This is a sentence I often have to say to myself. Be kind, and shut your trap.
I’ve been seriously wounded by some people in the area of friendship, and honestly, there is a part of me that is still grieving. But you know what? There are times that I just need to be more loving, and shut my trap.
When a friend comes to me with stuff they want to talk out, it’s in my nature to verbally process it out loud back to them. Sometimes people need that. Mostly though, people need to be heard, which involves me shutting my trap.
Talking things out to process is kinda my thing. It’s how Aaron and I work through conflict. We say this sentence alot, “So what I hear you saying is *insert repeating stuff back to spouse*.” This allows us to see if the other person is really hearing what we are saying. It usually diverts some arguments.
There are times that I hear people talking about their lives, feelings, passions or whatever and I do feel criticized.
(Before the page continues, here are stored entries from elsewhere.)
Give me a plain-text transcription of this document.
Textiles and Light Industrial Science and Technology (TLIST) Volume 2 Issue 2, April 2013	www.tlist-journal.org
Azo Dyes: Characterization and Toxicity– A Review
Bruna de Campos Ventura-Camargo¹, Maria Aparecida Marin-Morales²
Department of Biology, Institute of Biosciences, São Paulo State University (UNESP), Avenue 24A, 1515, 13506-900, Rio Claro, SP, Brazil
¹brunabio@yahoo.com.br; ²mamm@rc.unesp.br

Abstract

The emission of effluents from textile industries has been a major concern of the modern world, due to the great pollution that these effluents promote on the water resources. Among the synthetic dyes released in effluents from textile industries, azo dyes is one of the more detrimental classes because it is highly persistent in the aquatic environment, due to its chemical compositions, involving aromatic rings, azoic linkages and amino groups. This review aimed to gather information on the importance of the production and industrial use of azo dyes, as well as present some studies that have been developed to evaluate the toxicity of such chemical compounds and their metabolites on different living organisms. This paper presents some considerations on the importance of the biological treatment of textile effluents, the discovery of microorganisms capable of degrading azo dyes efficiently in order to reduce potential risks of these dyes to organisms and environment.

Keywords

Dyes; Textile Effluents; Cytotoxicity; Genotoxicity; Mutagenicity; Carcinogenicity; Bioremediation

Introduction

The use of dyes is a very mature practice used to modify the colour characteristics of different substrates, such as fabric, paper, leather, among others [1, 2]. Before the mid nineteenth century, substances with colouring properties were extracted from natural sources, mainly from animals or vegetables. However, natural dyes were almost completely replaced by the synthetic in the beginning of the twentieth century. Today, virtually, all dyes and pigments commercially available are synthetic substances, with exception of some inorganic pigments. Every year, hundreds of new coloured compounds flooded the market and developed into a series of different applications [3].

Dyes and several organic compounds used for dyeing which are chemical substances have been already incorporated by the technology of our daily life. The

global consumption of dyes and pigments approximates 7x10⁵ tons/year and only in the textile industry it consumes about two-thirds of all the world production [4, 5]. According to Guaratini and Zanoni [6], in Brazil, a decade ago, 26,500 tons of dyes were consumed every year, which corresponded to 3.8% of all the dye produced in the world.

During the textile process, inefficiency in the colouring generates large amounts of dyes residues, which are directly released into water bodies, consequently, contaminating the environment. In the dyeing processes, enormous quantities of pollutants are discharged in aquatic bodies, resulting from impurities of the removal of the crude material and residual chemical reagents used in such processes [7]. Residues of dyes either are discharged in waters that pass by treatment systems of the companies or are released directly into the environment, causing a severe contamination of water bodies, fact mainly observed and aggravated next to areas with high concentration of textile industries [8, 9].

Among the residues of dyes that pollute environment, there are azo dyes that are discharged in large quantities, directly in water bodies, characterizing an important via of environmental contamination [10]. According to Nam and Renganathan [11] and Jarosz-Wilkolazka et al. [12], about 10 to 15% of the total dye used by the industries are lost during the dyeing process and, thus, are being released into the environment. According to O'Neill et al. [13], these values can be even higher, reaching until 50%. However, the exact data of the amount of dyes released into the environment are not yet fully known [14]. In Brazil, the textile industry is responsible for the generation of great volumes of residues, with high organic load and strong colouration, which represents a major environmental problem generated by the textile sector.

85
My friend Kaitlyn made a lovely and soft-hearted point: It’s not fair to construe someone’s passion as criticism, simply because maybe I’m a tad wounded about what they are speaking on.
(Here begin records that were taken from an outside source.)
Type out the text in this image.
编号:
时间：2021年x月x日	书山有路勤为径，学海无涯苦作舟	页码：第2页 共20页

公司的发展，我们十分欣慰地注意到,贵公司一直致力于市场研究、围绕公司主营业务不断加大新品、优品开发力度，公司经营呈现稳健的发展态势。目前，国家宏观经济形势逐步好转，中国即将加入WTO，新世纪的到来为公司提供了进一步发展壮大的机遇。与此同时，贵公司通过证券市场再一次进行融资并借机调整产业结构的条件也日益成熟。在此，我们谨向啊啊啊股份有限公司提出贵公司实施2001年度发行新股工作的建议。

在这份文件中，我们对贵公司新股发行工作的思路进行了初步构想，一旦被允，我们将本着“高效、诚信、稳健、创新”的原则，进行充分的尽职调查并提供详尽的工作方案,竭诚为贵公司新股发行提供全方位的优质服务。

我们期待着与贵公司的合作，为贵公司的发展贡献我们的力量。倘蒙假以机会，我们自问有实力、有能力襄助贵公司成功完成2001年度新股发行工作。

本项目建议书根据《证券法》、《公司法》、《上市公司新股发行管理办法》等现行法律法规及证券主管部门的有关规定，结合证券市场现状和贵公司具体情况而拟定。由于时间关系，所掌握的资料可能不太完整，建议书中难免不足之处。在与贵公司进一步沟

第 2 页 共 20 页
Instead of reacting, and using social media to air my grievances, I’m trying to learn to be more loving, and shut my trap. I feel like facebook does give me a lot of exposure to peoples thoughts and words, without really hearing their feelings, or seeing their face. You can not de-value or underestimate the power of looking someone in the eye while they talk to you. Words are so much easier to type than to say.
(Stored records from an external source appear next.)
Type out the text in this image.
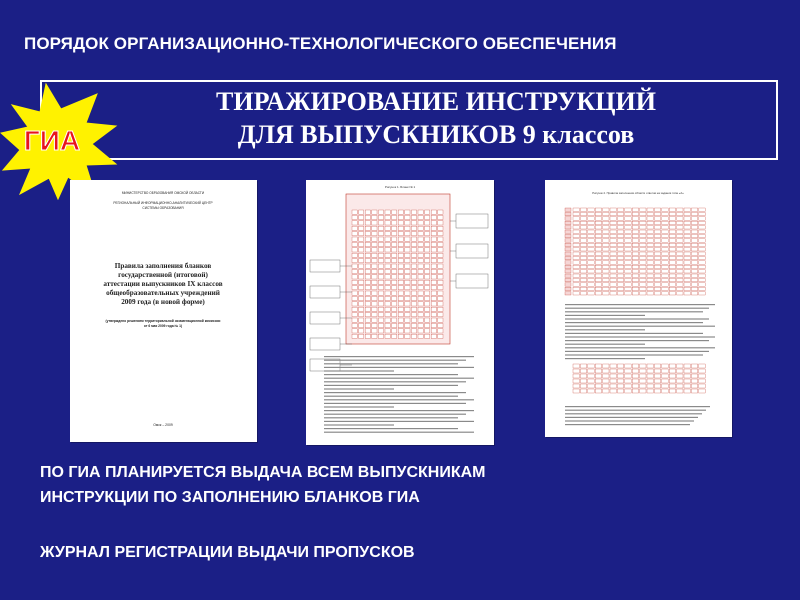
ПОРЯДОК ОРГАНИЗАЦИОННО-ТЕХНОЛОГИЧЕСКОГО ОБЕСПЕЧЕНИЯ
ТИРАЖИРОВАНИЕ ИНСТРУКЦИЙ
ДЛЯ ВЫПУСКНИКОВ 9 классов
ГИА
МИНИСТЕРСТВО ОБРАЗОВАНИЯ ОМСКОЙ ОБЛАСТИ
РЕГИОНАЛЬНЫЙ ИНФОРМАЦИОННО-АНАЛИТИЧЕСКИЙ ЦЕНТР
СИСТЕМЫ ОБРАЗОВАНИЯ
Правила заполнения бланков
государственной (итоговой)
аттестации выпускников IX классов
общеобразовательных учреждений
2009 года (в новой форме)
(утверждено решением территориальной экзаменационной комиссии
от 6 мая 2009 года № 1)
Омск – 2009
Рисунок 1. Бланк № 1
Рисунок 2. Правила заполнения области ответов на задания типа «А»
ПО ГИА ПЛАНИРУЕТСЯ ВЫДАЧА ВСЕМ ВЫПУСКНИКАМ
ИНСТРУКЦИИ ПО ЗАПОЛНЕНИЮ БЛАНКОВ ГИА
ЖУРНАЛ РЕГИСТРАЦИИ ВЫДАЧИ ПРОПУСКОВ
I’m trying to learn not to react out of pain, and not be so touchy about people “judging” me when really they are just excited about stuff. I’m turning my eyes to the Lord (or trying to), attempting to be more loving, and more often than not, shut my trap.
*disclaimer: this topic has been brewing in my mind for weeks, and is on no way connectedf to any person, place or actual occurence in the last few days. I’m not talking about you, I’m talking about me.